Configuration Stores Splashtop Secure Workspace parameters, settings, and other administrative information.

The location where data is stored is important in some jurisdictions. For example, European Union nations require data to be stored in EU locations. With Splashtop Secure Workspace, you can use public or private cloud locations to set up customer data stores in different geographical region if you need to satisfy these types of data storage requirements

Identity services

You use identity services to set up and manage user accounts and groups. Identity services also play a central role in user authentication. Through the Splashtop Secure Workspace administrative portal, you can configure and manage the following identity-related services:

Service What it does
Identity and access management (IAM) Sets authentication rules and controls the other identity services.
Identity provider (IDP) Creates and manages Splashtop Secure Workspace user accounts along with each account’s authentication secrets.
Identity broker Coordinates authentication through external identity providers if you configure your organization to use an external identity provider—such as Google, Azure Active Directory, or Okta—instead of Splashtop Secure Workspace identity-related services.

Cloud-based network edge services

Cloud resources enable Splashtop Secure Workspace to set up virtual servers as hosts in geographically diverse locations to establish multiple points of presence (PoPs) that define the Splashtop Secure Workspace network edge. These virtual servers in multiple locations are an important part of how Splashtop Secure Workspace can offer fast performance with low latency.

Each point of presence provides the same set of edge services to clients and applications. The regional virtual servers allow connections through regional gateways so data processing and data storage remain within the same geographic region where the point of presence was established.

In addition to handling network traffic for a region, the Splashtop Secure Workspace edge provides the services for the Splashtop Secure Workspace web-based portal. The Splashtop Secure Workspace web-based portal is the most common way for users to access applications. The portal is a virtual client that runs in the Splashtop Secure Workspace point of presence. By connecting to the network through the closest point of presence, users experience better application performance than over a traditional virtual private network (VPN).

Now that you've had a closer look at the Splashtop Secure Workspace architecture, you can see how these core components work together in the following diagram.

Architecture with labels

Connectors for internal network applications

Although the core components of Splashtop Secure Workspace are cloud-based services, many organizations rely on internal applications that run on an internal, private network and, often, inside of a security perimeter such as a firewall. In most cases, applications that run on the private network aren't accessible to outside users—like partners, vendors, and contractors—unless you have a federated identity solution.

The Splashtop Secure Workspace connector is a service you can install on computers in your internal network that aren't accessible because they are inside of a firewall or are otherwise protected. Connectors create a secure unidirectional connection from within the network so that traffic can pass through the firewall or other protection to the connector service running in the Splashtop Secure Workspace edge. The Splashtop Secure Workspace edge routes traffic from there to the users who need access to the internal application.

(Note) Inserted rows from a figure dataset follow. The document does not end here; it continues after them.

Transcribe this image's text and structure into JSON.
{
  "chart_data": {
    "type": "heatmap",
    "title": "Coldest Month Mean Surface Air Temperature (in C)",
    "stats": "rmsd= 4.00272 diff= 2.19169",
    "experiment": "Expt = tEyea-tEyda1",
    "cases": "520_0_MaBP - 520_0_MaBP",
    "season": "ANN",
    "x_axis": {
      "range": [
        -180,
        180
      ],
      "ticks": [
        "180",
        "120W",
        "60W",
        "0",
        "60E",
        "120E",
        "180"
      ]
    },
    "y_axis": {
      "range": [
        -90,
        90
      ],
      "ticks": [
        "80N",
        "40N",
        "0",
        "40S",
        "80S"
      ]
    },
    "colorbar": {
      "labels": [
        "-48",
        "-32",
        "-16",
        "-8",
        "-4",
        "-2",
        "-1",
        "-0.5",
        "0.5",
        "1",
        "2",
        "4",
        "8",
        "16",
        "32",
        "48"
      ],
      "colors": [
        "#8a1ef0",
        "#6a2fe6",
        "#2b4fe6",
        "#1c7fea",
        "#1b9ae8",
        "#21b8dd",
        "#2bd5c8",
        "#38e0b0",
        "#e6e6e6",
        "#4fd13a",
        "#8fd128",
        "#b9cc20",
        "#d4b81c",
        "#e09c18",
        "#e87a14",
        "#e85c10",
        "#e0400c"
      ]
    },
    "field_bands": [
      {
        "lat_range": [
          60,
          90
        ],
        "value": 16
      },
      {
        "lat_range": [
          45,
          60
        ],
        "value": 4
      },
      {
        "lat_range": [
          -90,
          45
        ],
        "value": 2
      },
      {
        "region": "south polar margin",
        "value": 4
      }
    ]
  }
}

All data passed from the connector and between the edge services and the user is strongly encrypted to ensure data security.

Because the Splashtop Secure Workspace connector service connects directly to the Splashtop Secure Workspace edge from within the private network, the connector doesn't require changes to your existing security or exposing an access point that would make your infrastructure more vulnerable to attack.

You can install Splashtop Secure Workspace connectors directly on macOS, Windows, or Linux computers that host internal applications. You can also run the connector as a service from the Linux command line, a Kubernetes repository, or a Docker image.